I decided to see what a more conventional layout would look like. I used the link on the page to download the plot’s data as a CSV file—a very thoughtful addition to the article and something I wish more authors did—and whipped out a quick plot in Matplotlib. Here it is:

Midterm and final exam results

Even in a wide browser window, it’s pretty tightly constrained, mainly because I have a width limit on the content portion of ANIAT (that’s to keep lines of text of reasonable length). If you click on the chart, it’ll open to the full width of your browser window, which will make it easier to peruse.

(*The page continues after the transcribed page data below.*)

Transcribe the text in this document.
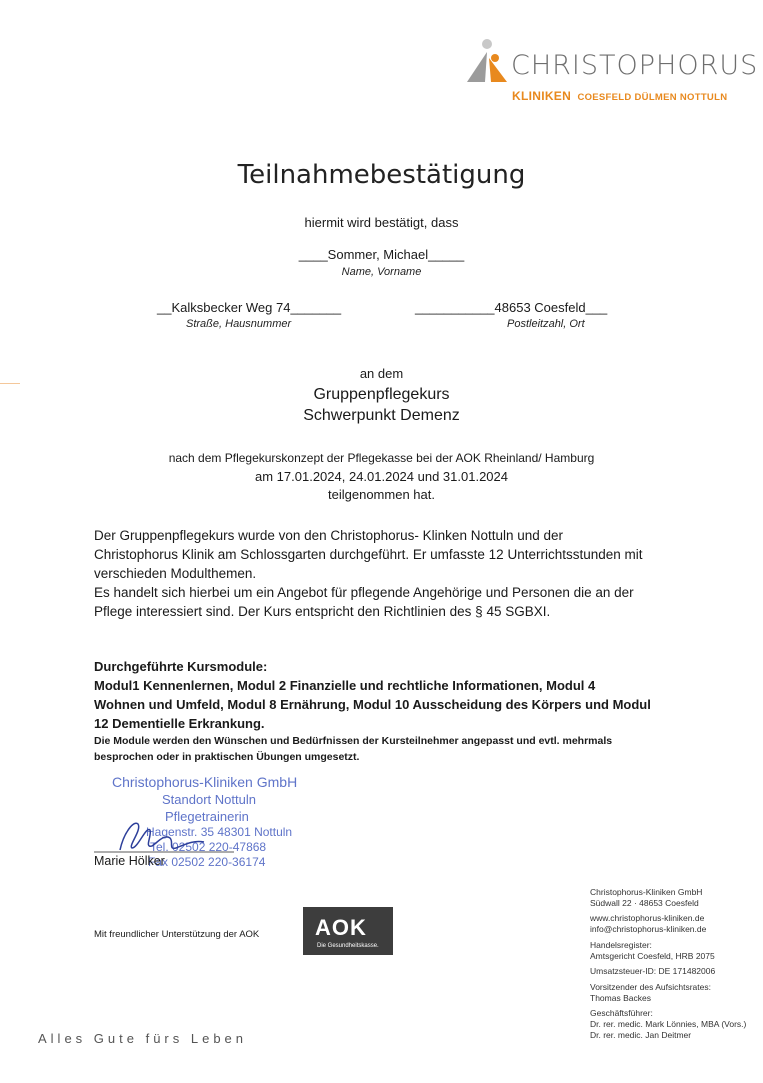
CHRISTOPHORUS
KLINIKEN COESFELD DÜLMEN NOTTULN
Teilnahmebestätigung
hiermit wird bestätigt, dass
____Sommer, Michael_____
Name, Vorname
__Kalksbecker Weg 74_______
Straße, Hausnummer
___________48653 Coesfeld___
Postleitzahl, Ort
an dem
Gruppenpflegekurs
Schwerpunkt Demenz
nach dem Pflegekurskonzept der Pflegekasse bei der AOK Rheinland/ Hamburg
am 17.01.2024, 24.01.2024 und 31.01.2024
teilgenommen hat.
Der Gruppenpflegekurs wurde von den Christophorus- Klinken Nottuln und der
Christophorus Klinik am Schlossgarten durchgeführt. Er umfasste 12 Unterrichtsstunden mit
verschieden Modulthemen.
Es handelt sich hierbei um ein Angebot für pflegende Angehörige und Personen die an der
Pflege interessiert sind. Der Kurs entspricht den Richtlinien des § 45 SGBXI.
Durchgeführte Kursmodule:
Modul1 Kennenlernen, Modul 2 Finanzielle und rechtliche Informationen, Modul 4
Wohnen und Umfeld, Modul 8 Ernährung, Modul 10 Ausscheidung des Körpers und Modul
12 Dementielle Erkrankung.
Die Module werden den Wünschen und Bedürfnissen der Kursteilnehmer angepasst und evtl. mehrmals
besprochen oder in praktischen Übungen umgesetzt.
Christophorus-Kliniken GmbH
Standort Nottuln
Pflegetrainerin
Hagenstr. 35 48301 Nottuln
Tel. 02502 220-47868
Fax 02502 220-36174
Marie Hölker
Mit freundlicher Unterstützung der AOK	AOK
Die Gesundheitskasse.
Christophorus-Kliniken GmbH
Südwall 22 · 48653 Coesfeld
www.christophorus-kliniken.de
info@christophorus-kliniken.de
Handelsregister:
Amtsgericht Coesfeld, HRB 2075
Umsatzsteuer-ID: DE 171482006
Vorsitzender des Aufsichtsrates:
Thomas Backes
Geschäftsführer:
Dr. rer. medic. Mark Lönnies, MBA (Vors.)
Dr. rer. medic. Jan Deitmer
Alles Gute fürs Leben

Here’s the code that produced the chart:

python:
 1:  #!/usr/bin/env python3
 2:  
 3:  import pandas as pd
 4:  import numpy as np
 5:  import matplotlib.pyplot as plt
 6:  from matplotlib.ticker import MultipleLocator, AutoMinorLocator
 7:  
 8:  # Read in the exam scores
 9:  df = pd.read_csv('scores.csv')
10:  
11:  # Create the plot with a given size in inches
12:  fig, ax = plt.subplots(figsize=(12, 6))
13:  
14:  # Bar colors are based on whether midterm was higher than final
15:  colors = ['#0571b0']*59
16:  for i in range(59):
17:    if df.Final[i] > df.Midterm[i]:
18:      colors[i] = '#ca0020'
19:  
20:  # Plot the scores as columns between the final and midterm scores
21:  ax.bar(df.Student, df.Midterm-df.Final, bottom=df.Final, width=.5, color=colors, zorder=10)
22:  
23:  # Set the limits
24:  plt.xlim(xmin=0, xmax=60)
25:  plt.ylim(ymin=0, ymax=100)
26:  
27:  # Set the major and minor ticks and add a grid
28:  ax.xaxis.set_major_locator(MultipleLocator(5))
29:  ax.xaxis.set_minor_locator(AutoMinorLocator(5))
30:  ax.yaxis.set_major_locator(MultipleLocator(20))
31:  ax.yaxis.set_minor_locator(AutoMinorLocator(2))
32:  ax.grid(linewidth=.5, axis='x', which='both', color='#dddddd', linestyle='-', zorder=0)
33:  ax.grid(linewidth=.5, axis='y', which='both', color='#dddddd', linestyle='-', zorder=0)
34:  
35:  # Title and axis labels
36:  plt.title('Final to midterm exam result ranges')
37:  plt.xlabel('Student ID')
38:  plt.ylabel('Score')
39:  
40:  # Make the border and tick marks 0.5 points wide
41:  [ i.set_linewidth(0.5) for i in ax.spines.values() ]
42:  ax.tick_params(which='both', width=.5)
43:  
44:  # Add a note
45:  ax.text(5, 25, 'Midterms were higher than finals except for Student 22', va='center')
46:  
47:  # Save as PDF
48:  plt.savefig('20260709-Midterm and final exam results.png', format='png', bbox_inches='tight', dpi=150)

A few comments on this:

Overall, I think my chart works, and I had fun thinking about how to make it. But it’s not better than the original.